HPTN Bibliographic Record
Phakathi Z, Van Rooyen H, Fritz K, Richter L. The influence of antiretroviral treatment on willingness to test: a qualitative study in rural KwaZulu-Natal, South Africa. African Journal of AIDS Research. 2011, 10: 173-80.
Previouse quantitative studies suggest a mutually reinforcing relationship between HIV counselling and testing (HCT) and antiretroviral treatment (ART), HCT is the entry into ART, and access to ART appears to increase HIV-testing uptake in settings with historically low uptake. Adopting a qualitative approach, this study examined the influence of ART on willingness to test for HIV, in a rural community in South Africa. Ninety-six in-dept interviews from a large community-based HIV-prevention trial were analysed. The data provide insight into the community members' views, perceptions and experiences regarding ART, and how they draw on these in making decisions about HIV testing. Several key factors that supported a positive relationship between ART and HIV testing were noted.
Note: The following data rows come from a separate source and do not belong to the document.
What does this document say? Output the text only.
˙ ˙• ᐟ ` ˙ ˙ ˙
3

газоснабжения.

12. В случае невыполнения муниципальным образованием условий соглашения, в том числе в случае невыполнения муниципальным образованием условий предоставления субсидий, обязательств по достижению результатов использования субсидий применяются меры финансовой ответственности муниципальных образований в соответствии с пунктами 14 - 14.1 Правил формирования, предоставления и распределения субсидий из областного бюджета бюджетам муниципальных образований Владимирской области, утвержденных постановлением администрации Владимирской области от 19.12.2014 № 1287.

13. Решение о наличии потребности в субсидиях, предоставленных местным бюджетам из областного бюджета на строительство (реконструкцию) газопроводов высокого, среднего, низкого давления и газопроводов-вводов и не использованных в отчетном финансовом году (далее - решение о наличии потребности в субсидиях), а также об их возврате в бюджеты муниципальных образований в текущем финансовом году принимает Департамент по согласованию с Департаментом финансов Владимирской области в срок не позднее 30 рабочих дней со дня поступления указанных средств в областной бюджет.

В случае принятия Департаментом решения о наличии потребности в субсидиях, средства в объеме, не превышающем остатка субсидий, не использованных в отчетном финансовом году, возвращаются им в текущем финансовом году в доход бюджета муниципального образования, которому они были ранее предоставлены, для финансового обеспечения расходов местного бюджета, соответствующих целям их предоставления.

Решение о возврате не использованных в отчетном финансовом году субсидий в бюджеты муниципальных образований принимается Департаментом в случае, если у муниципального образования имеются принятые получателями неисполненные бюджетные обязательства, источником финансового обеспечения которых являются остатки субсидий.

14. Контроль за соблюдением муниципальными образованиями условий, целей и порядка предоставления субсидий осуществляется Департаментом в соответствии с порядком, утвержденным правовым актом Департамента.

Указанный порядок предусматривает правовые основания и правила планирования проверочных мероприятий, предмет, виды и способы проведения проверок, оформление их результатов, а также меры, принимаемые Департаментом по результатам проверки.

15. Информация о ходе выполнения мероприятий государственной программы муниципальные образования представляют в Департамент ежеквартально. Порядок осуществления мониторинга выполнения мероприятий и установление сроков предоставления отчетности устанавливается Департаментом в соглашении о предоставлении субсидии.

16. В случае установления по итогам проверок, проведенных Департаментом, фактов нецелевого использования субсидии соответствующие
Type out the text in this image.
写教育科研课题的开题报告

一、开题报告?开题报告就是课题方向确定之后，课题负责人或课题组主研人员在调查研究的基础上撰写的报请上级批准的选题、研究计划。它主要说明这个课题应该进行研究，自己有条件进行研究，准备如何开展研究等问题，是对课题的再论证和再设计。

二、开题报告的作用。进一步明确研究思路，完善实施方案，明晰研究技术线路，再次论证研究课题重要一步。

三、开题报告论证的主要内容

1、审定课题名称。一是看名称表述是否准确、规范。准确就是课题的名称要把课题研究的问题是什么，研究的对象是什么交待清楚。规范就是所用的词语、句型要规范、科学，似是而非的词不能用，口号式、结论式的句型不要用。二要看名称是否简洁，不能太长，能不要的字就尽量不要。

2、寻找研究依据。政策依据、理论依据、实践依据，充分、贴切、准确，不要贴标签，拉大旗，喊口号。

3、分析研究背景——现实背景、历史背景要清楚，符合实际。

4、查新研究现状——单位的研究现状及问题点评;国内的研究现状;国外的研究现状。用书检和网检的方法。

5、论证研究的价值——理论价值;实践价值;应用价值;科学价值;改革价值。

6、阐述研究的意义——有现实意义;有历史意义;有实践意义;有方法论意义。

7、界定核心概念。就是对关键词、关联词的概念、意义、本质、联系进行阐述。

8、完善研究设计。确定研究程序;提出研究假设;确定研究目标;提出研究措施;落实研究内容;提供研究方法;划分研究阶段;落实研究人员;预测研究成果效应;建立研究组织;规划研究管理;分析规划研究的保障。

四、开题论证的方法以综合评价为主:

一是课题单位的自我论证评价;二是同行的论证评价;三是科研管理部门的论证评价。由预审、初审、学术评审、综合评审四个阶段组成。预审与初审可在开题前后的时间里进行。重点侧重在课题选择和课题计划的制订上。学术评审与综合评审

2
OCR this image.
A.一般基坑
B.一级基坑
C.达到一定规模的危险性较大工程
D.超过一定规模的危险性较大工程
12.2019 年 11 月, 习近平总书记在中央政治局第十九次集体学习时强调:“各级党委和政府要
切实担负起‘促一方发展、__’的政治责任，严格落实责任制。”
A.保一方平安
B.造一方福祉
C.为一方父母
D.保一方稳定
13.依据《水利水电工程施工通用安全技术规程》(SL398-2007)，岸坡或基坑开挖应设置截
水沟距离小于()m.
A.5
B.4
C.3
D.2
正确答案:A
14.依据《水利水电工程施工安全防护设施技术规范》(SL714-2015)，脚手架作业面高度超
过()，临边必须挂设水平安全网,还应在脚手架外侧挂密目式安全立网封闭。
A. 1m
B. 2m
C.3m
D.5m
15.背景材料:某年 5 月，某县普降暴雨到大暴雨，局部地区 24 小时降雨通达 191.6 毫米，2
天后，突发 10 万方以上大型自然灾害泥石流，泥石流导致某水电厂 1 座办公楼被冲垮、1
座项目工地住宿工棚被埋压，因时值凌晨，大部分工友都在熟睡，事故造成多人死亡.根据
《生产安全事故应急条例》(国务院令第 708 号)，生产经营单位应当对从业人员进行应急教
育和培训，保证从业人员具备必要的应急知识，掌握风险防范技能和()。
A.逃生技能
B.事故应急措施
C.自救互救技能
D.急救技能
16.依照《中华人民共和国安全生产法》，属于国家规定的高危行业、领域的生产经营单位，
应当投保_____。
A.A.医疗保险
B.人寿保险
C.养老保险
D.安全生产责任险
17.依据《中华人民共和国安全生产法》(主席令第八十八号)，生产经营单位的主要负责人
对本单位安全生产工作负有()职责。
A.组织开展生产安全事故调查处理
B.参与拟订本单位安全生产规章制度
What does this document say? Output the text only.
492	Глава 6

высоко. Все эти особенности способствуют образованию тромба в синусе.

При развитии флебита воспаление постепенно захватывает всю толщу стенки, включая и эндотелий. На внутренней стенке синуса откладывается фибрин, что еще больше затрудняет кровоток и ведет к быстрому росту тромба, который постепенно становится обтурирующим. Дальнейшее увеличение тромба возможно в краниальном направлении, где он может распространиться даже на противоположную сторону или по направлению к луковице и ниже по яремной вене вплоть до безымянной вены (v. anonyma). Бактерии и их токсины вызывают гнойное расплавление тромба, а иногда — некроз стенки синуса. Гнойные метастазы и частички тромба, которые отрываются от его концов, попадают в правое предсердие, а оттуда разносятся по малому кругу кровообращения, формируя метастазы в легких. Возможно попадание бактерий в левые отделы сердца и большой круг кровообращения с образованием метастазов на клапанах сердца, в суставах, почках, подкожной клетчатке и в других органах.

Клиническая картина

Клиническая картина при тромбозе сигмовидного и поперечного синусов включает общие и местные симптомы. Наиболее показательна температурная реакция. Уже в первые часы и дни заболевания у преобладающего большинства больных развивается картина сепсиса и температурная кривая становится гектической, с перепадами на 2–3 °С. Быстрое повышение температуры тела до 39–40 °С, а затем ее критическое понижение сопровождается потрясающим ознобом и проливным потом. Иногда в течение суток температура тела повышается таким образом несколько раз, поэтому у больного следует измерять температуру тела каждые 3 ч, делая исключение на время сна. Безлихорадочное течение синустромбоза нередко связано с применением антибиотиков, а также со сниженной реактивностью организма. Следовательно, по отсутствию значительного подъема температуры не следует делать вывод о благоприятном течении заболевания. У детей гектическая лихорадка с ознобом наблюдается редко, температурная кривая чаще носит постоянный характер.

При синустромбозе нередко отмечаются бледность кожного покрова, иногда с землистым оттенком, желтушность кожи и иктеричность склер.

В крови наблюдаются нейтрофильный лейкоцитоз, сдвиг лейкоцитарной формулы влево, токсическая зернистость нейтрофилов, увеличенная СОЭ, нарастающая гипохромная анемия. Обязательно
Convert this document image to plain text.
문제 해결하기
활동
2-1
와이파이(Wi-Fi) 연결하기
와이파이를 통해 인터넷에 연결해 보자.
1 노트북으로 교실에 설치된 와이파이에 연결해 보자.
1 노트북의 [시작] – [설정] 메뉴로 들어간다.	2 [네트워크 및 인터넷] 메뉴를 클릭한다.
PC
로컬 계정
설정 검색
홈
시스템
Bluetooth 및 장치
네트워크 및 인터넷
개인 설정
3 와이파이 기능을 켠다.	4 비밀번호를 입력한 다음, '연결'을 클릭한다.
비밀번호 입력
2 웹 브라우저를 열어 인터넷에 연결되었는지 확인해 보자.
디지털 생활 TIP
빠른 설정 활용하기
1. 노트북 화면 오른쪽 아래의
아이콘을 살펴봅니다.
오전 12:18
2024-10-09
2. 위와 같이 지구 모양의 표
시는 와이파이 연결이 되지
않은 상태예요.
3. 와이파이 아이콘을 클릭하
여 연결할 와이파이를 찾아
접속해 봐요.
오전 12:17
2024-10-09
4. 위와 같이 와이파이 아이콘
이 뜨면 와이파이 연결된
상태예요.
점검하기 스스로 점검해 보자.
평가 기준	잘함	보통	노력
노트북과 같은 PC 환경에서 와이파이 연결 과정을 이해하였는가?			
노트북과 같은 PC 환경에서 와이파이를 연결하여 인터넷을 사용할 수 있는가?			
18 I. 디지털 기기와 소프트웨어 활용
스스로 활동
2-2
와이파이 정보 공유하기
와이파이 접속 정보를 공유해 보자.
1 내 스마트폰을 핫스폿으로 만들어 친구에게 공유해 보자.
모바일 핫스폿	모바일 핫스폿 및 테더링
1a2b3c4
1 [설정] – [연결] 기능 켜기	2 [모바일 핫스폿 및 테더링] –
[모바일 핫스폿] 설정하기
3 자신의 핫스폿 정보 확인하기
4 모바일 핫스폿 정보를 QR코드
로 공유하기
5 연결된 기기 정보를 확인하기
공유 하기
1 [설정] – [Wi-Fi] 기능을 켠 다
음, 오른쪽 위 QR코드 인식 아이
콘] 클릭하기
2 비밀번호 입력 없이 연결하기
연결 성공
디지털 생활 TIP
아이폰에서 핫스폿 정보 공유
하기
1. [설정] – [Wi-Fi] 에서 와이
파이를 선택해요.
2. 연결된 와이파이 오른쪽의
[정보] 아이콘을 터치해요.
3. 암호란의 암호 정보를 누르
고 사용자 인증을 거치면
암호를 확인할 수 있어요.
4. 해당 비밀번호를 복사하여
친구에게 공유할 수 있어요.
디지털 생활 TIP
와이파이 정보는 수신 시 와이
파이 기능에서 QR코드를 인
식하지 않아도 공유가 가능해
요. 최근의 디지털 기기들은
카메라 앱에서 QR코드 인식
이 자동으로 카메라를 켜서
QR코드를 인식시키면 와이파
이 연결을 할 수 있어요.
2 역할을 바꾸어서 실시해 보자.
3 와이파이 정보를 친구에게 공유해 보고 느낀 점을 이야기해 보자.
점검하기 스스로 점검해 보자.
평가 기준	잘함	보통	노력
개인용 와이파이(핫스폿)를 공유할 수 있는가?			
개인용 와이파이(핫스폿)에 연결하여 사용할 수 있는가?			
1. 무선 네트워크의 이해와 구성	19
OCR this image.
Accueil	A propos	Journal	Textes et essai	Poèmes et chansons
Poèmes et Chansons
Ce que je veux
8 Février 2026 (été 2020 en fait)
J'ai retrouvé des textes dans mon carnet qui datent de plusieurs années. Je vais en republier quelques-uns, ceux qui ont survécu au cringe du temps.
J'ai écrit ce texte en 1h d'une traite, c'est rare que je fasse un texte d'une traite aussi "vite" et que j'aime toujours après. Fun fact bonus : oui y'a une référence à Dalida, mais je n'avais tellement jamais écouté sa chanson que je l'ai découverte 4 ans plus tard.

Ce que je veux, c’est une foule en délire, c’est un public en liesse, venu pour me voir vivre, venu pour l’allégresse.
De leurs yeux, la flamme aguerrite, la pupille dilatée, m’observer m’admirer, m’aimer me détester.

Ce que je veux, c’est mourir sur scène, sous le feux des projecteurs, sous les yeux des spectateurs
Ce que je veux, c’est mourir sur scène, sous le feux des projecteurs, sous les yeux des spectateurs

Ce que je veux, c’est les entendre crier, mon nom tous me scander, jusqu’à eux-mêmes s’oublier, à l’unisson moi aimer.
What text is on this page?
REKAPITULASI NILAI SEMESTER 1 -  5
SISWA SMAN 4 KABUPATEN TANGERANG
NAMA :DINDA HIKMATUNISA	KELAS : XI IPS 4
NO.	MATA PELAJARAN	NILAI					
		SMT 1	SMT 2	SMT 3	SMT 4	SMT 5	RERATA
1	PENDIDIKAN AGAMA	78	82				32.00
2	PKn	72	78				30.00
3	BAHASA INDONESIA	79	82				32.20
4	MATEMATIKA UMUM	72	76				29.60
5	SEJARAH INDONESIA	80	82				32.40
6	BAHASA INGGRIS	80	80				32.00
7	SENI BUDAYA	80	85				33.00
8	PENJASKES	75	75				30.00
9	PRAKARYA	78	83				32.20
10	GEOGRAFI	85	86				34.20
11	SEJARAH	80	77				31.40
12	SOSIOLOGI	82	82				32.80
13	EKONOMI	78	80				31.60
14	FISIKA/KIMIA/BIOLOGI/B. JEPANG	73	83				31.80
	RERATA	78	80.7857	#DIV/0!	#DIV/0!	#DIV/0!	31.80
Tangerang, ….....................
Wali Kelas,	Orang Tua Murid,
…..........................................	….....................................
These included the beliefs that ART brings hope and that it prolongs life; the powerful positive effect of witnessing the recovery of someone on treatment; and that ART encourages early HIV-testing behaviour. A few negative factors that could potentially weaken the effects of this positive relationship between ART and HCT uptake were the disclosure difficulties experienced by those enrolled in treatment, belies that ART does not cure HIV disease and the travel distance to testing and treatment facilities fro where people live and work. HIV/AIDS service providers and programme planners should actively draw on these observations, to encourage increased HIV testing in communities and to ensure that the maximum number o fpeople get the HIV treatment and care services that they require.